In China, where the government showed the image widely, authorities interpreted the scene differently. The narrator in one film, Flutter, Flag of the Republic, says it is testimony to the restraint of Chinese soldiers: "Anyone with common sense can see that if our tanks were determined to move on, this lone scoundrel could never have stopped them."

President Bush, Andrei Sakharov and Joan Baez all hailed the man, but his story and his name are not firmly known. The Chinese government claims that he was neither arrested nor executed. Reports of people claiming to be "the man" have usually been part of an effort to get asylum or sell a story. From watching the video, we can learn only that he was extraordinarily courageous. He stopped the column of tanks, blocked them several times as they attempted to maneuver around him, then talked with the crew of the lead tank. Finally, people rushed into the street and persuaded him to leave.

Charlie Cole, prize-winning photographer of the episode, thought it should be remembered as "an incredible action, not an incredible photograph." In our image-based consumer society, though, the image has taken on a life of its own. One cartoon shows "the man," transformed into Mickey Mouse, challenging the Chinese government with Kundun, Martin Scorcese's film on Tibet. It didn't seem to matter to the cartoonist that Mickey runs his own multinational entertainment empire with a budget comparable to that of the Chinese army, or that Disney had already offered to restrict distribution of Kundun to protect its substantial business interests with China. Benetton used the image in an ad campaign alongside images of Jesus on a cross and Neil Armstrong's first step on the moon. Will the Gap someday run ads revealing that the man was wearing khakis?

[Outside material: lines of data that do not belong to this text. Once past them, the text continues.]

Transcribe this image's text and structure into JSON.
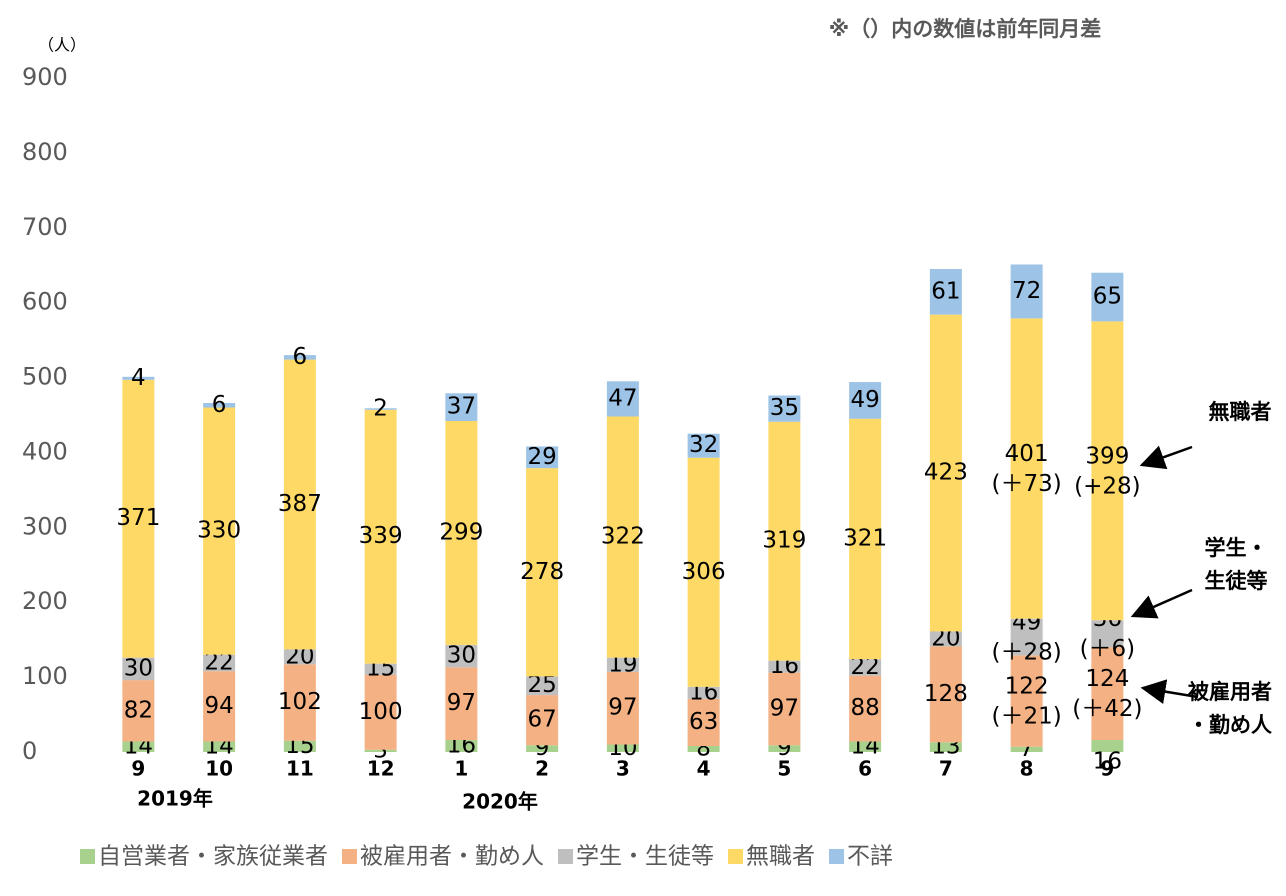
{
  "chart_data": {
    "type": "stacked_bar",
    "unit_label": "（人）",
    "note": "※（）内の数値は前年同月差",
    "categories": [
      "9",
      "10",
      "11",
      "12",
      "1",
      "2",
      "3",
      "4",
      "5",
      "6",
      "7",
      "8",
      "9"
    ],
    "year_labels": [
      "2019年",
      "2020年"
    ],
    "ylim": [
      0,
      900
    ],
    "yticks": [
      0,
      100,
      200,
      300,
      400,
      500,
      600,
      700,
      800,
      900
    ],
    "legend": "bottom",
    "series": [
      {
        "name": "自営業者・家族従業者",
        "color": "#a9d18e",
        "values": [
          14,
          14,
          15,
          3,
          16,
          9,
          10,
          8,
          9,
          14,
          13,
          7,
          16
        ],
        "diff_labels": [
          null,
          null,
          null,
          null,
          null,
          null,
          null,
          null,
          null,
          null,
          null,
          null,
          null
        ]
      },
      {
        "name": "被雇用者・勤め人",
        "color": "#f4b183",
        "values": [
          82,
          94,
          102,
          100,
          97,
          67,
          97,
          63,
          97,
          88,
          128,
          122,
          124
        ],
        "diff_labels": [
          null,
          null,
          null,
          null,
          null,
          null,
          null,
          null,
          null,
          null,
          null,
          "(＋21)",
          "(＋42)"
        ]
      },
      {
        "name": "学生・生徒等",
        "color": "#bfbfbf",
        "values": [
          30,
          22,
          20,
          15,
          30,
          25,
          19,
          16,
          16,
          22,
          20,
          49,
          36
        ],
        "diff_labels": [
          null,
          null,
          null,
          null,
          null,
          null,
          null,
          null,
          null,
          null,
          null,
          "(＋28)",
          "(＋6)"
        ]
      },
      {
        "name": "無職者",
        "color": "#ffd966",
        "values": [
          371,
          330,
          387,
          339,
          299,
          278,
          322,
          306,
          319,
          321,
          423,
          401,
          399
        ],
        "diff_labels": [
          null,
          null,
          null,
          null,
          null,
          null,
          null,
          null,
          null,
          null,
          null,
          "(＋73)",
          "(+28)"
        ]
      },
      {
        "name": "不詳",
        "color": "#9dc3e6",
        "values": [
          4,
          6,
          6,
          2,
          37,
          29,
          47,
          32,
          35,
          49,
          61,
          72,
          65
        ],
        "diff_labels": [
          null,
          null,
          null,
          null,
          null,
          null,
          null,
          null,
          null,
          null,
          null,
          null,
          null
        ]
      }
    ],
    "callouts": [
      [
        "無職者"
      ],
      [
        "学生・",
        "生徒等"
      ],
      [
        "被雇用者",
        "・勤め人"
      ]
    ]
  }
}
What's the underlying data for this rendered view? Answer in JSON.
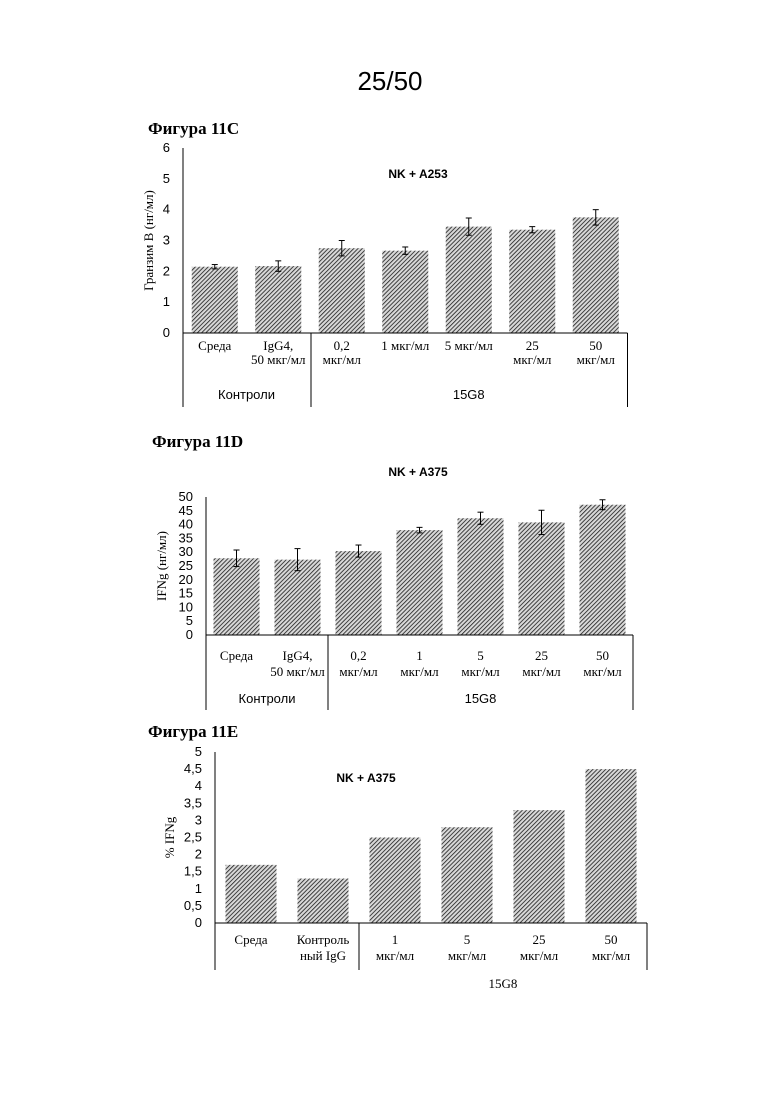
{
  "page": {
    "number": "25/50"
  },
  "chart_data": [
    {
      "id": "fig11c",
      "figure_title": "Фигура 11C",
      "type": "bar",
      "title": "NK + A253",
      "ylabel": "Гранзим B (нг/мл)",
      "ylim": [
        0,
        6
      ],
      "yticks": [
        "0",
        "1",
        "2",
        "3",
        "4",
        "5",
        "6"
      ],
      "categories": [
        [
          "Среда"
        ],
        [
          "IgG4,",
          "50 мкг/мл"
        ],
        [
          "0,2",
          "мкг/мл"
        ],
        [
          "1 мкг/мл"
        ],
        [
          "5 мкг/мл"
        ],
        [
          "25",
          "мкг/мл"
        ],
        [
          "50",
          "мкг/мл"
        ]
      ],
      "series": [
        {
          "values": [
            2.15,
            2.17,
            2.75,
            2.67,
            3.45,
            3.35,
            3.75
          ],
          "errors": [
            0.07,
            0.17,
            0.25,
            0.12,
            0.28,
            0.1,
            0.25
          ]
        }
      ],
      "groups": [
        {
          "label": "Контроли",
          "start": 0,
          "end": 1
        },
        {
          "label": "15G8",
          "start": 2,
          "end": 6
        }
      ]
    },
    {
      "id": "fig11d",
      "figure_title": "Фигура 11D",
      "type": "bar",
      "title": "NK + A375",
      "ylabel": "IFNg (нг/мл)",
      "ylim": [
        0,
        50
      ],
      "yticks": [
        "0",
        "5",
        "10",
        "15",
        "20",
        "25",
        "30",
        "35",
        "40",
        "45",
        "50"
      ],
      "categories": [
        [
          "Среда"
        ],
        [
          "IgG4,",
          "50 мкг/мл"
        ],
        [
          "0,2",
          "мкг/мл"
        ],
        [
          "1",
          "мкг/мл"
        ],
        [
          "5",
          "мкг/мл"
        ],
        [
          "25",
          "мкг/мл"
        ],
        [
          "50",
          "мкг/мл"
        ]
      ],
      "series": [
        {
          "values": [
            27.8,
            27.3,
            30.4,
            38.0,
            42.3,
            40.8,
            47.2
          ],
          "errors": [
            3.0,
            4.0,
            2.2,
            1.0,
            2.2,
            4.4,
            1.8
          ]
        }
      ],
      "groups": [
        {
          "label": "Контроли",
          "start": 0,
          "end": 1
        },
        {
          "label": "15G8",
          "start": 2,
          "end": 6
        }
      ]
    },
    {
      "id": "fig11e",
      "figure_title": "Фигура 11E",
      "type": "bar",
      "title": "NK + A375",
      "ylabel": "% IFNg",
      "ylim": [
        0,
        5
      ],
      "yticks": [
        "0",
        "0,5",
        "1",
        "1,5",
        "2",
        "2,5",
        "3",
        "3,5",
        "4",
        "4,5",
        "5"
      ],
      "categories": [
        [
          "Среда"
        ],
        [
          "Контроль",
          "ный IgG"
        ],
        [
          "1",
          "мкг/мл"
        ],
        [
          "5",
          "мкг/мл"
        ],
        [
          "25",
          "мкг/мл"
        ],
        [
          "50",
          "мкг/мл"
        ]
      ],
      "series": [
        {
          "values": [
            1.7,
            1.3,
            2.5,
            2.8,
            3.3,
            4.5
          ]
        }
      ],
      "groups": [
        {
          "label": "15G8",
          "start": 2,
          "end": 5
        }
      ]
    }
  ]
}
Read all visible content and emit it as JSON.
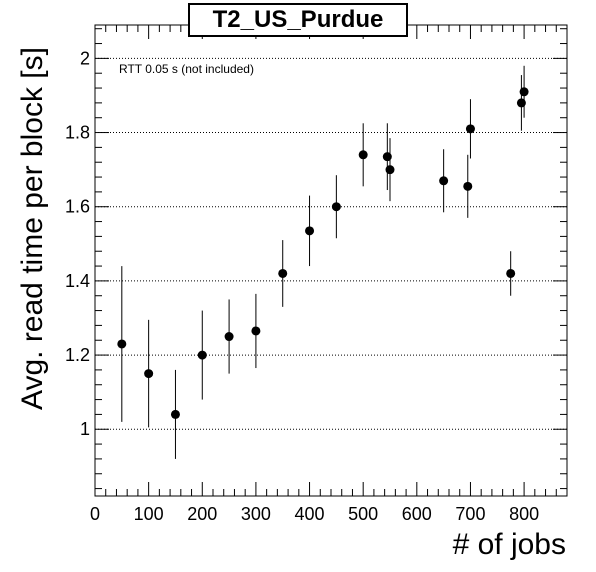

Why are Westerners so fascinated by this image? Is it because it fits so nicely with the story we expect to see - good against evil, young against old, freedom against totalitarianism? In the hundreds of hours of network coverage of the Tiananmen story, only a few minutes featured Chinese participants speaking for themselves. Ten years later, the events for many people have been distilled into a single image. The man in front of the tanks now stands as one of the defining iconic images of the 20th century, like a monument in a vast public square created by television. Like most statues, he is mute.